Davin White
STAFF WRITER
BUCKHANNON -- People from around the region came to the Strawberry Festival's Grand Feature Parade Saturday to witness the sights and sounds of miniature racing cars, kilt-wearing Scottish bagpipe players, and children running frantically from sidewalk to street to collect thrown candy.
Some people, however, came home to see old friends.
"I enjoy seeing the people more than the parade," Upshur County native Bob Brady said. "Roots run real, real deep."
Brady was born and raised in Buckhannon, but work transferred him out of the state for "about 20 years." It also transferred him back to Buckhannon when his firm, Bell Constructors, recently began work on the new federal prison in Glenville.
The Memorial Day weekend brings a lot of people to Buckhannon and the Strawberry Festival, Brady said.
"That's a lot of people that can come home," Brady said. "It's like a reunion."
Geographically speaking, Kyle Lynch and Melissa Holman traveled much farther than Brady to get to the parade.
The Morgantown residents moved from the Seattle, Wash., area in April. Saturday was their first trip to the parade.
"It's about the same size as the ones in Washington, maybe a little bit bigger," Lynch said, adding, "I haven't been to a parade since I was 16."

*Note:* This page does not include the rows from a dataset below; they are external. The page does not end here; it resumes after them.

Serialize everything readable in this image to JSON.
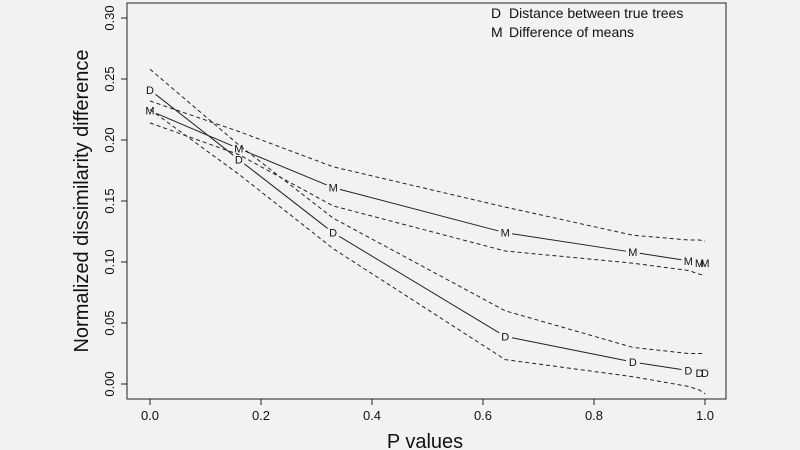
{
  "chart_data": {
    "type": "line",
    "title": "",
    "xlabel": "P values",
    "ylabel": "Normalized dissimilarity difference",
    "xlim": [
      0.0,
      1.0
    ],
    "ylim": [
      0.0,
      0.3
    ],
    "xticks": [
      "0.0",
      "0.2",
      "0.4",
      "0.6",
      "0.8",
      "1.0"
    ],
    "yticks": [
      "0.00",
      "0.05",
      "0.10",
      "0.15",
      "0.20",
      "0.25",
      "0.30"
    ],
    "grid": false,
    "legend_position": "top-right",
    "legend": [
      {
        "symbol": "D",
        "label": "Distance between true trees"
      },
      {
        "symbol": "M",
        "label": "Difference of means"
      }
    ],
    "series": [
      {
        "symbol": "D",
        "x": [
          0.0,
          0.16,
          0.33,
          0.64,
          0.87,
          0.97,
          0.99,
          1.0
        ],
        "y": [
          0.241,
          0.184,
          0.124,
          0.039,
          0.018,
          0.011,
          0.009,
          0.009
        ],
        "upper": [
          0.258,
          0.196,
          0.136,
          0.06,
          0.03,
          0.025,
          0.025,
          0.025
        ],
        "lower": [
          0.225,
          0.172,
          0.111,
          0.02,
          0.006,
          -0.002,
          -0.005,
          -0.008
        ]
      },
      {
        "symbol": "M",
        "x": [
          0.0,
          0.16,
          0.33,
          0.64,
          0.87,
          0.97,
          0.99,
          1.0
        ],
        "y": [
          0.224,
          0.193,
          0.161,
          0.124,
          0.108,
          0.101,
          0.099,
          0.099
        ],
        "upper": [
          0.232,
          0.207,
          0.178,
          0.145,
          0.122,
          0.118,
          0.118,
          0.117
        ],
        "lower": [
          0.214,
          0.188,
          0.146,
          0.109,
          0.099,
          0.093,
          0.09,
          0.089
        ]
      }
    ]
  }
}
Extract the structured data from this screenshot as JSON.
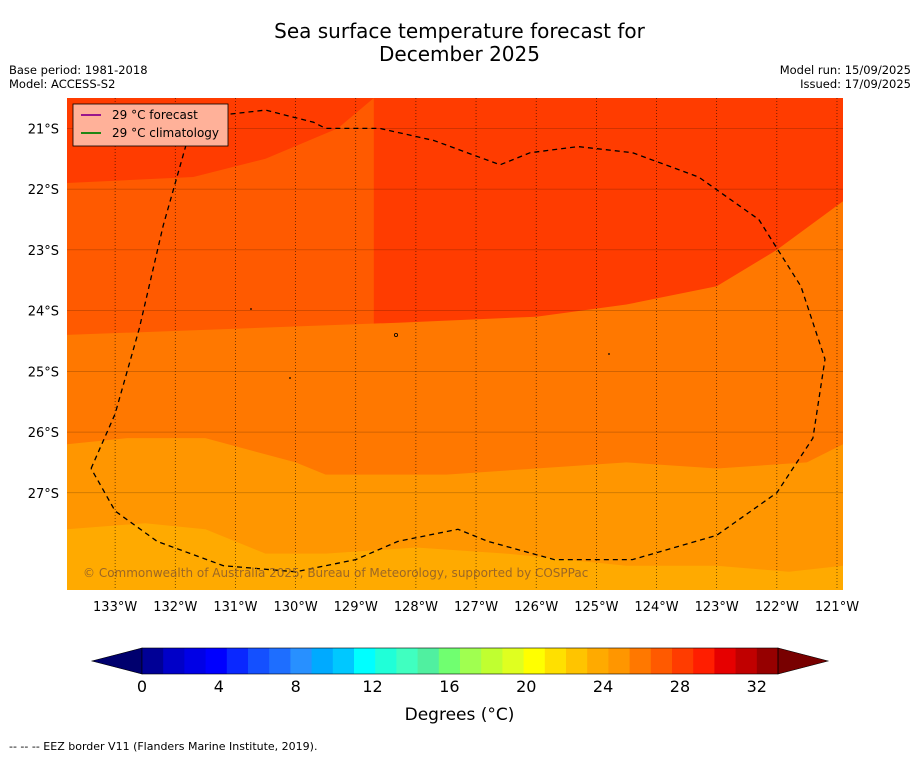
{
  "title_line1": "Sea surface temperature forecast for",
  "title_line2": "December 2025",
  "base_period": "Base period: 1981-2018",
  "model": "Model: ACCESS-S2",
  "model_run": "Model run: 15/09/2025",
  "issued": "Issued: 17/09/2025",
  "copyright": "© Commonwealth of Australia 2025, Bureau of Meteorology, supported by COSPPac",
  "footer": "--  --  -- EEZ border V11 (Flanders Marine Institute, 2019).",
  "legend": {
    "forecast": "29 °C  forecast",
    "climatology": "29 °C  climatology",
    "forecast_color": "#8b008b",
    "climatology_color": "#008000"
  },
  "colorbar": {
    "label": "Degrees (°C)",
    "ticks": [
      "0",
      "4",
      "8",
      "12",
      "16",
      "20",
      "24",
      "28",
      "32"
    ],
    "colors": [
      "#000096",
      "#0000c8",
      "#0000e6",
      "#0000ff",
      "#0a28ff",
      "#1450ff",
      "#1e6eff",
      "#2890ff",
      "#00aaff",
      "#00c8ff",
      "#00ffff",
      "#20ffd8",
      "#40ffc0",
      "#50f0a0",
      "#70ff70",
      "#a0ff50",
      "#c0ff30",
      "#dfff20",
      "#ffff00",
      "#ffe000",
      "#ffc400",
      "#ffaa00",
      "#ff9600",
      "#ff7800",
      "#ff5a00",
      "#ff3c00",
      "#ff1e00",
      "#e60000",
      "#c00000",
      "#960000"
    ],
    "under_color": "#00006e",
    "over_color": "#780000"
  },
  "chart_data": {
    "type": "contour-map",
    "x_ticks": [
      "133°W",
      "132°W",
      "131°W",
      "130°W",
      "129°W",
      "128°W",
      "127°W",
      "126°W",
      "125°W",
      "124°W",
      "123°W",
      "122°W",
      "121°W"
    ],
    "y_ticks": [
      "21°S",
      "22°S",
      "23°S",
      "24°S",
      "25°S",
      "26°S",
      "27°S"
    ],
    "xlim": [
      -133.8,
      -120.9
    ],
    "ylim": [
      -28.6,
      -20.5
    ],
    "contour_bands": [
      {
        "range": "29-30 °C",
        "color": "#ff3c00"
      },
      {
        "range": "28-29 °C",
        "color": "#ff5a00"
      },
      {
        "range": "27-28 °C",
        "color": "#ff7800"
      },
      {
        "range": "26-27 °C",
        "color": "#ff9600"
      },
      {
        "range": "25-26 °C",
        "color": "#ffaa00"
      }
    ],
    "band_boundaries": [
      {
        "between": "29-30/28-29",
        "points": [
          [
            -133.8,
            -21.9
          ],
          [
            -131.7,
            -21.8
          ],
          [
            -130.5,
            -21.5
          ],
          [
            -129.3,
            -21.0
          ],
          [
            -128.7,
            -20.5
          ]
        ]
      },
      {
        "between": "28-29/27-28",
        "points": [
          [
            -133.8,
            -24.4
          ],
          [
            -128.3,
            -24.2
          ],
          [
            -126.0,
            -24.1
          ],
          [
            -124.5,
            -23.9
          ],
          [
            -123.0,
            -23.6
          ],
          [
            -122.0,
            -23.0
          ],
          [
            -120.9,
            -22.2
          ]
        ]
      },
      {
        "between": "27-28/26-27",
        "points": [
          [
            -133.8,
            -26.2
          ],
          [
            -132.8,
            -26.1
          ],
          [
            -131.5,
            -26.1
          ],
          [
            -130.0,
            -26.5
          ],
          [
            -129.5,
            -26.7
          ],
          [
            -127.5,
            -26.7
          ],
          [
            -126.0,
            -26.6
          ],
          [
            -124.5,
            -26.5
          ],
          [
            -123.0,
            -26.6
          ],
          [
            -121.5,
            -26.5
          ],
          [
            -120.9,
            -26.2
          ]
        ]
      },
      {
        "between": "26-27/25-26",
        "points": [
          [
            -133.8,
            -27.6
          ],
          [
            -132.5,
            -27.5
          ],
          [
            -131.5,
            -27.6
          ],
          [
            -130.5,
            -28.0
          ],
          [
            -129.5,
            -28.0
          ],
          [
            -128.0,
            -27.9
          ],
          [
            -126.5,
            -28.0
          ],
          [
            -125.5,
            -28.1
          ],
          [
            -124.5,
            -28.2
          ],
          [
            -123.0,
            -28.2
          ],
          [
            -121.8,
            -28.3
          ],
          [
            -120.9,
            -28.2
          ]
        ]
      }
    ],
    "eez_border": [
      [
        -133.4,
        -26.6
      ],
      [
        -133.0,
        -25.7
      ],
      [
        -132.6,
        -24.3
      ],
      [
        -132.2,
        -22.6
      ],
      [
        -131.8,
        -21.2
      ],
      [
        -131.4,
        -20.8
      ],
      [
        -130.5,
        -20.7
      ],
      [
        -129.7,
        -20.9
      ],
      [
        -129.5,
        -21.0
      ],
      [
        -128.6,
        -21.0
      ],
      [
        -127.7,
        -21.2
      ],
      [
        -126.6,
        -21.6
      ],
      [
        -126.1,
        -21.4
      ],
      [
        -125.3,
        -21.3
      ],
      [
        -124.4,
        -21.4
      ],
      [
        -123.3,
        -21.8
      ],
      [
        -122.3,
        -22.5
      ],
      [
        -121.6,
        -23.6
      ],
      [
        -121.2,
        -24.8
      ],
      [
        -121.4,
        -26.1
      ],
      [
        -122.0,
        -27.0
      ],
      [
        -123.0,
        -27.7
      ],
      [
        -124.4,
        -28.1
      ],
      [
        -125.7,
        -28.1
      ],
      [
        -126.8,
        -27.8
      ],
      [
        -127.3,
        -27.6
      ],
      [
        -127.8,
        -27.7
      ],
      [
        -128.3,
        -27.8
      ],
      [
        -129.0,
        -28.1
      ],
      [
        -130.0,
        -28.3
      ],
      [
        -131.2,
        -28.2
      ],
      [
        -132.3,
        -27.8
      ],
      [
        -133.0,
        -27.3
      ],
      [
        -133.4,
        -26.6
      ]
    ]
  }
}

Lynch and Holman, both 19, say they are in West Virginia "for good."
"I think it's a lot friendlier here," Holman said.
Saturday afternoon's weather may have been responsible for the parade's success. Partly cloudy skies and temperatures in the seventies were a welcome change for parade goers.
"Everyone's been cooped up for a week with the weather," Fairmont resident Sherry Garner said. "All of a sudden it's a nice day."